The Bells controlled a large abandoned house in the Deeps that they'd dubbed the Belfrey. They'd dwelt there since Lysander's time, which was impressive in a district in which you owned only what you were strong enough to defend. And defend it they had; Lysander had regaled a younger Duchess with stories of the grand battles they'd fought against thieves, squatters, and other lightboy bands. At the time she'd thought those stories exciting, imagining Lysander fighting squint-eyed pirates and menacing brigands; it was only as she grew older that she realized just how dangerous those struggles had truly been. A defeat would have cost them far more than the Belfrey.

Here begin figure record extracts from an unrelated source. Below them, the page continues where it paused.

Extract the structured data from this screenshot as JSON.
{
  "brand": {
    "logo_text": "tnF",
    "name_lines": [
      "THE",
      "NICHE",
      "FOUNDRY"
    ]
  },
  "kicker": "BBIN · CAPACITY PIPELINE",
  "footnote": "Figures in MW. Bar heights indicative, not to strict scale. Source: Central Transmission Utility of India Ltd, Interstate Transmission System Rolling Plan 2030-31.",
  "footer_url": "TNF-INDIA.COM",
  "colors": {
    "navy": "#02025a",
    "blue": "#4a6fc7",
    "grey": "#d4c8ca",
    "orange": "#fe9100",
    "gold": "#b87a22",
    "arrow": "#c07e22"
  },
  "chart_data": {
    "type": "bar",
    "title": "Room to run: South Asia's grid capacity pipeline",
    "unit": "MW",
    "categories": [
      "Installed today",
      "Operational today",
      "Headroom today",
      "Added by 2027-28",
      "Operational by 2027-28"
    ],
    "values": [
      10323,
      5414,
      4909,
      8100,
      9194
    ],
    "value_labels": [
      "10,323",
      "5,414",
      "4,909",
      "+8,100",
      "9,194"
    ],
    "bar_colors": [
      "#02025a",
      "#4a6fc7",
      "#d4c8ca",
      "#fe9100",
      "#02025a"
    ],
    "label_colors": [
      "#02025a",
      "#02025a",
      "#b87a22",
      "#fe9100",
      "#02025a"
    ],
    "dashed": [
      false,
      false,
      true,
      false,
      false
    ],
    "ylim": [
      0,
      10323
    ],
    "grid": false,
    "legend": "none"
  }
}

Zachary laughed, bringing her out of her thoughts and back to the events of the previous night. "After we whacked him a few dozen times we left off and gave him a chance to move on, but he weren't having none of it. He swung at a couple of us and then tried kicking me, but he was so drunk he ended up falling right on one of the women we'd been taking about.
That
was a big mistake." The other boys nodded and chuckled into their mugs, but Duchess noticed not a one dared to interrupt him. Not much different from Lysander and "the girls."

"So what happened then?"

Zachary whistled. "Turns out that man she was with was a lord's son...name of Krieg or Koreg, something like that. He starts yelling about his lady's dignity and all that – never even trying to help her up, mind you – and that he's going to send for his sword so's they can duel for honor." He took a gulp of ale. "Well, your man started talking fast, saying he was sorry, no offense to his lordship, slobbering like a dog on a hot day" – this got a cheer from the rest, with much back-pounding and hand-shaking all around – "and after a while the lord's son lets him off with just a warning, saying it wouldn't be right to duel since it wouldn't be no contest." There was more laughter and a few cups were clacked together in celebration. "Still, after that the nobles were going crazy, and one of the women kept saying she might faint from the sight." He snorted, disgusted. "Like seeing stuff like that wasn't 'xactly what they'd paid for." Duchess smiled, relieved that her pursuer had been driven off without harm to Zachary or any of his boys. That had ended better than expected, she thought, patting the purse she'd taken from the luckless lout.

Still, it was probably best to change the subject. "And how are things in the Deeps? Is the Belfrey still standing?"

"Was when we left," he said with a new grimness. "And it best be the same when we get back!" There was some nodding and grumbling around the table, and one small boy with a bald, scarred head, spit out "Damned Nel."